New York – Tutti contro Donald Trump. La decisione del presidente americano di sospendere i finanziamenti all’Organizzazione mondiale della Sanità per il suo presunto sbilanciamento in favore della Cina ha sollevato un’ondata di critiche planetaria. Dagli alleati europei a Russia e Cina, dalle Nazioni Unite a Bill Gates, tutti hanno partecipato all’arringa accusatoria. Il tycoon, da parte sua, tira dritto e ribadisce che l’Oms ha insabbiato assieme a Pechino l’emergenza, causando molte più vittime, e c’è chi come lui – più o meno apertamente – ritiene che l’agenzia dell’Onu abbia sbagliato. Tuttavia, il pensiero unanime è che non sia questo il momento di tagliare i fondi, anche perché gli Stati Uniti sono il primo finanziatore con circa 400-500 milioni di dollari l’anno, pari a un decimo del bilancio.
A puntare il dito contro Washington ci sono in primis Russia e Cina: è “segno di un approccio egoista”, ha osservato Mosca, mentre Pechino si è detta “seriamente preoccupata” e ha invitato gli Usa “ad adempiere ai loro doveri”. Anche l’Ue tuttavia, tramite l’Alto rappresentante per gli affari esteri Josep Borrell, ha fatto sapere che “non c’è ragione che giustifichi questa mossa in un momento in cui gli sforzi” dell’organizzazione “sono necessari più che mai per contribuire a contenere e mitigare la pandemia”. Posizione ribadita da Londra, Berlino e Parigi (pur se il ministro degli esteri francese Jean Yves Le Drian ha parlato di “mancanze” dell’Oms nella gestione dell’epidemia). Dal Palazzo di Vetro il segretario generale Antonio Guterres ha lanciato un appello a non creare divisioni, spiegando che “non è il momento di ridurre le risorse per le operazioni dell’Oms o di qualsiasi altra organizzazione umanitaria nella lotta contro il coronavirus”. “Ora è il momento dell’unità”, ha precisato.

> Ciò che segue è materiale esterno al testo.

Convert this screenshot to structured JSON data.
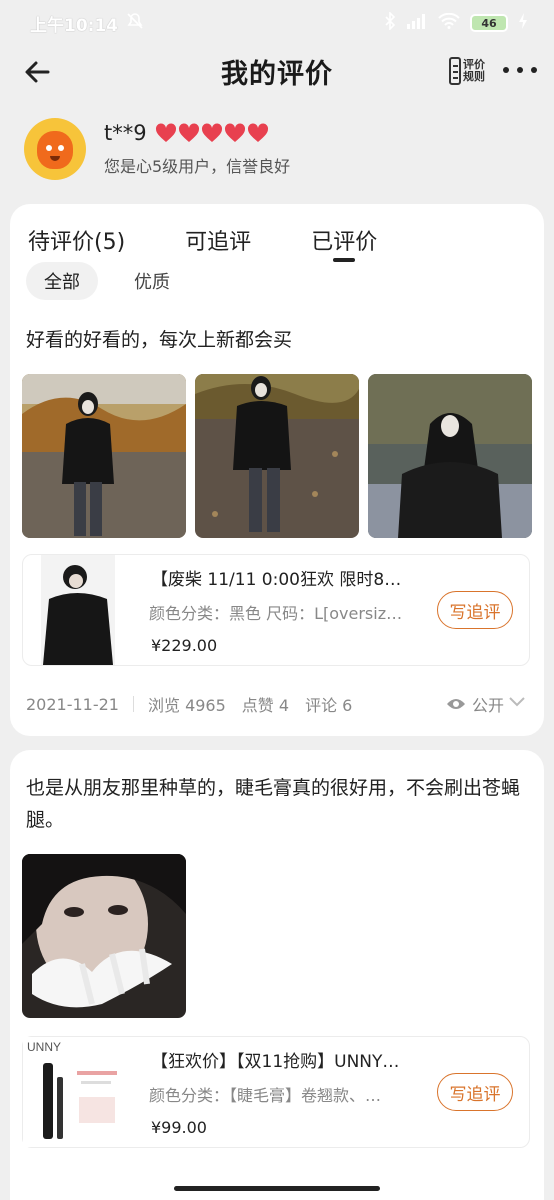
{
  "status_bar": {
    "time": "上午10:14",
    "battery": "46"
  },
  "header": {
    "title": "我的评价",
    "rules_label": "评价规则"
  },
  "user": {
    "name": "t**9",
    "level_text": "您是心5级用户，信誉良好",
    "hearts": 5
  },
  "tabs": [
    {
      "label": "待评价(5)"
    },
    {
      "label": "可追评"
    },
    {
      "label": "已评价",
      "active": true
    }
  ],
  "filters": [
    {
      "label": "全部",
      "active": true
    },
    {
      "label": "优质"
    }
  ],
  "reviews": [
    {
      "text": "好看的好看的，每次上新都会买",
      "product": {
        "title": "【废柴 11/11 0:00狂欢 限时8…",
        "spec": "颜色分类：黑色  尺码：L[oversiz…",
        "price": "¥229.00",
        "follow_label": "写追评"
      },
      "date": "2021-11-21",
      "views": "浏览 4965",
      "likes": "点赞 4",
      "comments": "评论 6",
      "visibility": "公开"
    },
    {
      "text": "也是从朋友那里种草的，睫毛膏真的很好用，不会刷出苍蝇腿。",
      "product": {
        "title": "【狂欢价】【双11抢购】UNNY…",
        "spec": "颜色分类：【睫毛膏】卷翘款、…",
        "price": "¥99.00",
        "follow_label": "写追评",
        "brand": "UNNY"
      }
    }
  ],
  "colors": {
    "accent": "#d9742c",
    "heart": "#e8404f",
    "avatar_bg": "#f7c43a"
  }
}
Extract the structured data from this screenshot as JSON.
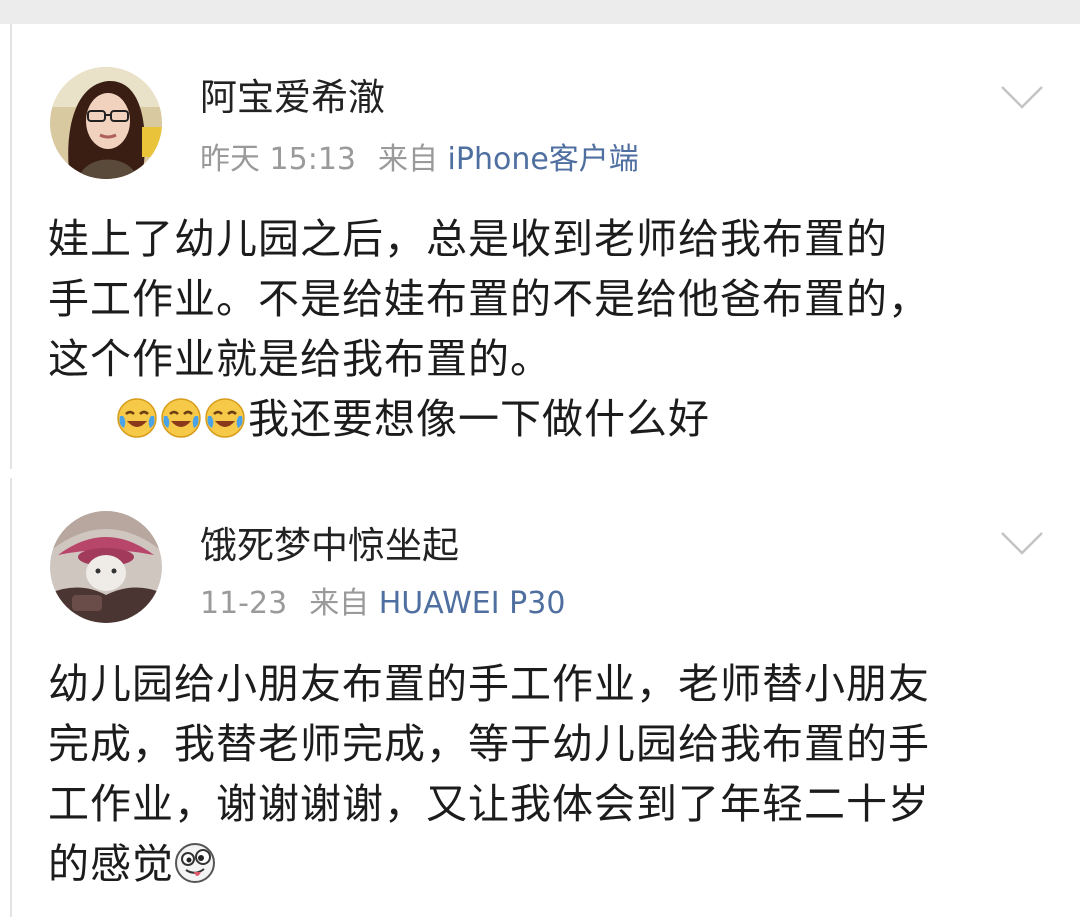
{
  "posts": [
    {
      "username": "阿宝爱希澈",
      "time": "昨天 15:13",
      "from_label": "来自",
      "source": "iPhone客户端",
      "lines": [
        "娃上了幼儿园之后，总是收到老师给我布置的",
        "手工作业。不是给娃布置的不是给他爸布置的，",
        "这个作业就是给我布置的。"
      ],
      "emoji_line_text": "我还要想像一下做什么好",
      "emojis": [
        "laugh-cry-emoji",
        "laugh-cry-emoji",
        "laugh-cry-emoji"
      ]
    },
    {
      "username": "饿死梦中惊坐起",
      "time": "11-23",
      "from_label": "来自",
      "source": "HUAWEI P30",
      "lines": [
        "幼儿园给小朋友布置的手工作业，老师替小朋友",
        "完成，我替老师完成，等于幼儿园给我布置的手",
        "工作业，谢谢谢谢，又让我体会到了年轻二十岁"
      ],
      "last_line_text": "的感觉",
      "emojis": [
        "silly-face-emoji"
      ]
    }
  ],
  "colors": {
    "source_link": "#4f6fa0",
    "meta_gray": "#9a9a9a",
    "text": "#1c1c1c"
  }
}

Nel coro di critiche spicca il nome di Bill Gates, il quale ha affermato che “sospendere i finanziamenti durante una crisi sanitaria mondiale è pericoloso. Il loro lavoro sta rallentando la diffusione del Covid-19 e se tale lavoro venisse interrotto nessun’altra organizzazione potrà svolgere le stesse attività”. Dito puntato contro il presidente ovviamente anche dagli avversari democratici, secondo cui Trump sta provando “a scaricare la colpa dei suoi fallimenti”. Non e’ escluso, però, che la contrapposizione con i detrattori in patria possa permettere a The Donald di mettere a segno l’obiettivo di ricompattare la base elettorale in vista delle elezioni di novembre.
E se la decisione del titolare della Casa Bianca di interrompere i finanziamenti è stata la punta dell’iceberg nel duro braccio di ferro con l’Oms, secondo il sito Politico la deferenza dell’agenzia Onu nei confronti del Dragone non è una sorpresa, ma fa parte di una campagna ad ampio raggio da parte del paese asiatico per rafforzare le sue posizioni in tutto il sistema Onu. Qualche esempio? Dal 2019 la Fao è guidata da Qu Dongyu, ex vice ministro dell’Agricoltura cinese, e l’anno prima Zhao Houlin, che ha iniziato la sua carriera al ministero delle Poste e delle Telecomunicazioni di Pechino, ha ottenuto il secondo mandato quadriennale come segretario generale dell’International Telecommunication Union, organo cruciale che stabilisce gli standard tecnici per le reti di comunicazione. Ruolo che avrebbe usato per rafforzare la posizione di Huawei come fornitore di apparecchiature per il 5G in tutto il mondo.
Nel 2017, invece, Guterres ha affidato a Liu Zhenmin, ex vice ministro degli Esteri cinese, una posizione chiave nel Dipartimento per gli affari economici e sociali delle Nazioni Unite. Mentre l’International Civil Aviation Organization – ente della galassia onusiana che regola i viaggi aerei globali – è stata accusata di tenere Taiwan fuori dal giro sui protocolli per il Covid-19: a guidarla è il cinese Fang Liu. Una scalata che in parte riflette la sapiente strategia diplomatica di Pechino come potenza in crescita, ma agevolata – sottolinea Politico – dal vuoto lasciato dagli Usa, che con il bilateralismo ortodosso praticato da Trump nelle relazioni internazionali hanno fatto venir meno il ruolo di leader nelle istituzioni multilaterali che la prima potenza al mondo aveva mantenuto sino alla reggenza di Barack Obama.